Le député Laurent Marcangeli (Horizons) et les membres du groupes Horizons, ont déposé le 17 janvier une proposition de loi visant à instaurer une majorité numérique et à lutter contre la haine en ligne. Cette proposition de loi votée le 15 février par la Commission affaires culturelles de l’Assemblée nationale fixe à 15 ans la majorité numérique afin de s’aligner sur la majorité numérique instaurée dans la loi de transposition du RGPD (règlement général sur la protection des données) concernant l’âge requis pour être propriétaire de ses données. Ce relèvement de la « majorité numérique » – fixée à 13 ans par les réseaux sociaux en application de la loi américaine sur la protection des données -, devra toutefois s’accompagner de garanties de contrôle de l’âge, ce qui pose la question de la faisabilité et de la mise en œuvre de cette proposition de loi dans le système juridique actuel.
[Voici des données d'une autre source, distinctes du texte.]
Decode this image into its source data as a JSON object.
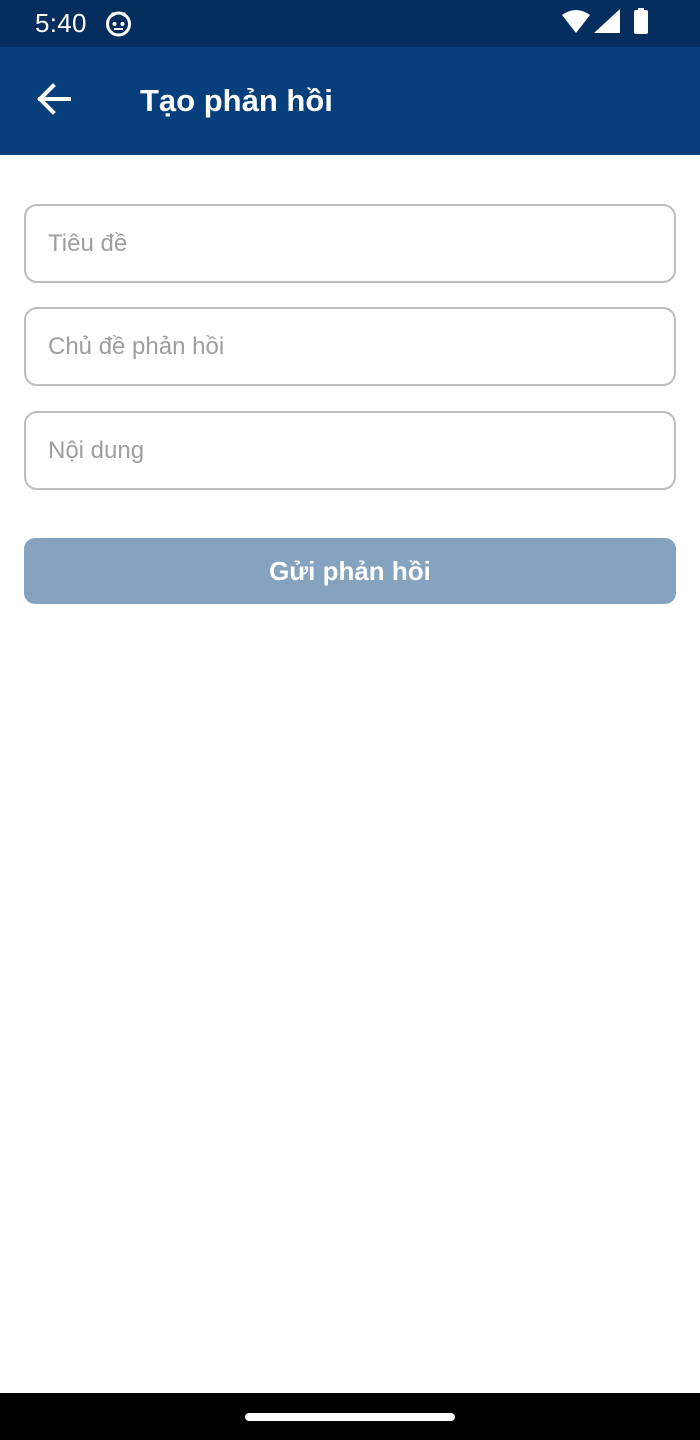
{
  "status_bar": {
    "time": "5:40",
    "app_icon": "cat-face-icon",
    "icons": [
      "wifi-icon",
      "signal-icon",
      "battery-icon"
    ]
  },
  "app_bar": {
    "back_icon": "arrow-left-icon",
    "title": "Tạo phản hồi"
  },
  "form": {
    "title_field": {
      "value": "",
      "placeholder": "Tiêu đề"
    },
    "topic_field": {
      "value": "",
      "placeholder": "Chủ đề phản hồi"
    },
    "content_field": {
      "value": "",
      "placeholder": "Nội dung"
    },
    "submit_label": "Gửi phản hồi"
  },
  "colors": {
    "status_bar": "#052d5e",
    "app_bar": "#063f7c",
    "button_disabled": "#85a2bf",
    "field_border": "#bdbdbd",
    "placeholder": "#9e9e9e"
  }
}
Si l’inscription à la plupart des réseaux sociaux est théoriquement interdite avant l’âge de 13 ans (16 ans pour WhatsApp[1] ; pour YouTube, seule la création de compte est interdite avant l’âge de 13 ans), la Cnil estime qu’en moyenne, les enfants s’inscrivent sur leur premier réseau social à l’âge de 8 ans et demi[2].

L’Union européenne a fixé dans le cadre des travaux du RGPD la possibilité pour les Etats européens de fixer leur propre majorité numérique dans le seul cadre de la protection des données, celle-ci devant être comprise entre 13 et 16 ans. Alors que l’Allemagne, l’Italie, le Portugal et les Pays-Bas ont opté pour l’âge de 16 ans, l’Angleterre et l’Espagne ont conservé la norme américaine, limite inférieure pour être dispensé de l’autorisation parentale.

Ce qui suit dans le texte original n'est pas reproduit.